Al iniciarse la guerra en octubre de 1833 no podemos hablar de ejército carlista, ya que se trataba de una sublevación protagonizada por algunos grupos de militares pertenecientes a las milicias realistas, en vías de disolución por las medidas del gobierno, y unos cientos de campesinos mal armados, dirigidos por oficiales sin mando debido a las depuraciones realizadas al finalizar el reinado de Fernando VII.
El mayor éxito de Zumalacárregui consistió en convertir esos grupos de sublevados dispersos en un ejército capaz de obligar al mucho más experimentado liberal a encerrarse en las ciudades. No obstante el número de soldados carlistas que lucharon en territorio vasco fue siempre muy inferior al de sus enemigos de la infantería liberal. Si bien no es fácil concretar cifras por sus importantes altibajos, éstas fluctuaron entre los aproximadamente 16.000 soldados con los que se encontró Don Carlos cuando llegó al escenario de la guerra en julio de 1834, a los cerca de 35.000 hombres que conformaban el ejército carlista a partir de 1836.
Se ha escrito mucho sobre la voluntariedad de las tropas carlistas. Puede aceptarse ésta en la primera fase de la guerra, la dirigida por Zumalacárregui, pero desde la llegada del Pretendiente se dieron varias órdenes de levantamiento general de mozos y las numerosas disposiciones dirigidas a evitar las deserciones nos confirman las dificultades de las autoridades carlistas para mantener la disciplina de sus tropas. Este problema se irá agravando por la larga duración del conflicto. También es cierto que muchos desertores liberales engrosaron las filas carlistas.
Al iniciarse la guerra el mayor problema de los carlistas fue el de conseguir armamento y suministros para sus voluntarios.
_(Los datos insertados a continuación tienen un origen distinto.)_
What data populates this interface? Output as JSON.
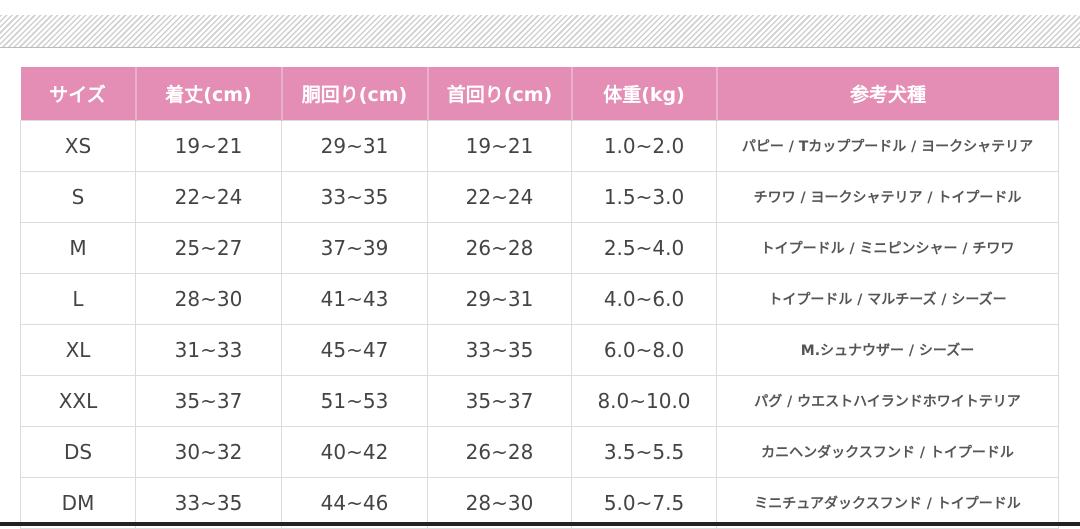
{
  "table": {
    "headers": [
      "サイズ",
      "着丈(cm)",
      "胴回り(cm)",
      "首回り(cm)",
      "体重(kg)",
      "参考犬種"
    ],
    "rows": [
      [
        "XS",
        "19~21",
        "29~31",
        "19~21",
        "1.0~2.0",
        "パピー / Tカッププードル / ヨークシャテリア"
      ],
      [
        "S",
        "22~24",
        "33~35",
        "22~24",
        "1.5~3.0",
        "チワワ / ヨークシャテリア / トイプードル"
      ],
      [
        "M",
        "25~27",
        "37~39",
        "26~28",
        "2.5~4.0",
        "トイプードル / ミニピンシャー / チワワ"
      ],
      [
        "L",
        "28~30",
        "41~43",
        "29~31",
        "4.0~6.0",
        "トイプードル / マルチーズ / シーズー"
      ],
      [
        "XL",
        "31~33",
        "45~47",
        "33~35",
        "6.0~8.0",
        "M.シュナウザー / シーズー"
      ],
      [
        "XXL",
        "35~37",
        "51~53",
        "35~37",
        "8.0~10.0",
        "パグ / ウエストハイランドホワイトテリア"
      ],
      [
        "DS",
        "30~32",
        "40~42",
        "26~28",
        "3.5~5.5",
        "カニヘンダックスフンド / トイプードル"
      ],
      [
        "DM",
        "33~35",
        "44~46",
        "28~30",
        "5.0~7.5",
        "ミニチュアダックスフンド / トイプードル"
      ]
    ]
  },
  "colors": {
    "header_bg": "#e48db5",
    "header_text": "#ffffff"
  }
}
Su principal fuente fue el propio ejército liberal, a base de asaltar convoyes y con lo recuperado tras las acciones victoriosas, sin olvidar lo adquirido a través del contrabando con Francia. El siguiente texto del voluntario austríaco Schwazenberg nos ilustra sobre la penuria carlista:
"En general, los batallones vascongados habían adquirido gran destreza para desvalijar a los muertos. El más hábil ayuda de cámara no los podía igualar. Después del combate hay que esperar un rato para dar tiempo a que los soldados se vayan vistiendo, antes de reunirse. A los ingleses les dejan los corbatines negros y los calcetines, prendas inútiles para los carlistas, que no los usan. Es macabro el aspecto de los cadáveres desnudos, sin otra ropa que la corbata y los calcetines."
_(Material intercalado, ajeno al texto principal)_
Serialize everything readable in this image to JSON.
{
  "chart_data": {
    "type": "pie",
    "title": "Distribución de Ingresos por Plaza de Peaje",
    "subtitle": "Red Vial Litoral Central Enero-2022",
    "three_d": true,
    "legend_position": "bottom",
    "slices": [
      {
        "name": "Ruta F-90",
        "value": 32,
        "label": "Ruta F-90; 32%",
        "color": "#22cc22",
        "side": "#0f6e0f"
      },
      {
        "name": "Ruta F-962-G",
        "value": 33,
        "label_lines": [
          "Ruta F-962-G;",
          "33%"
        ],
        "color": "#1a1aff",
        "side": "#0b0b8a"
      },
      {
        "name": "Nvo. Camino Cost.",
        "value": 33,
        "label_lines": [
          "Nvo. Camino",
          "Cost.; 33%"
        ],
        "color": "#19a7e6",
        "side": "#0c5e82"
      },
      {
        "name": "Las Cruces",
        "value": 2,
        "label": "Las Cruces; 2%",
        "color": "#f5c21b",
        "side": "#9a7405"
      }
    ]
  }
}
Frente al pesado e incomodo equipamiento del ejército liberal, Zumalacárregui, adaptándose a las circunstancias, promovió el uso de sacos de lona en vez de mochilas y, en lugar del morrión, adoptó lo que con el tiempo se convirtió en el elemento más característico de las tropas carlistas, la boina. Además organizó a sus hombres en batallones, menos numerosos que los regimientos liberales y más fáciles de maniobrar y dirigir.
Tras la consolidación del ejército carlista del Norte la infantería se organizó en divisiones, atendiendo a su procedencia geográfica. En 1839 la División navarra estaba compuesta de 13 batallones, la alavesa de 7, la guipuzcoana de 8, la vizcaína de 9, la cántabra de 3 y la castellana de 4.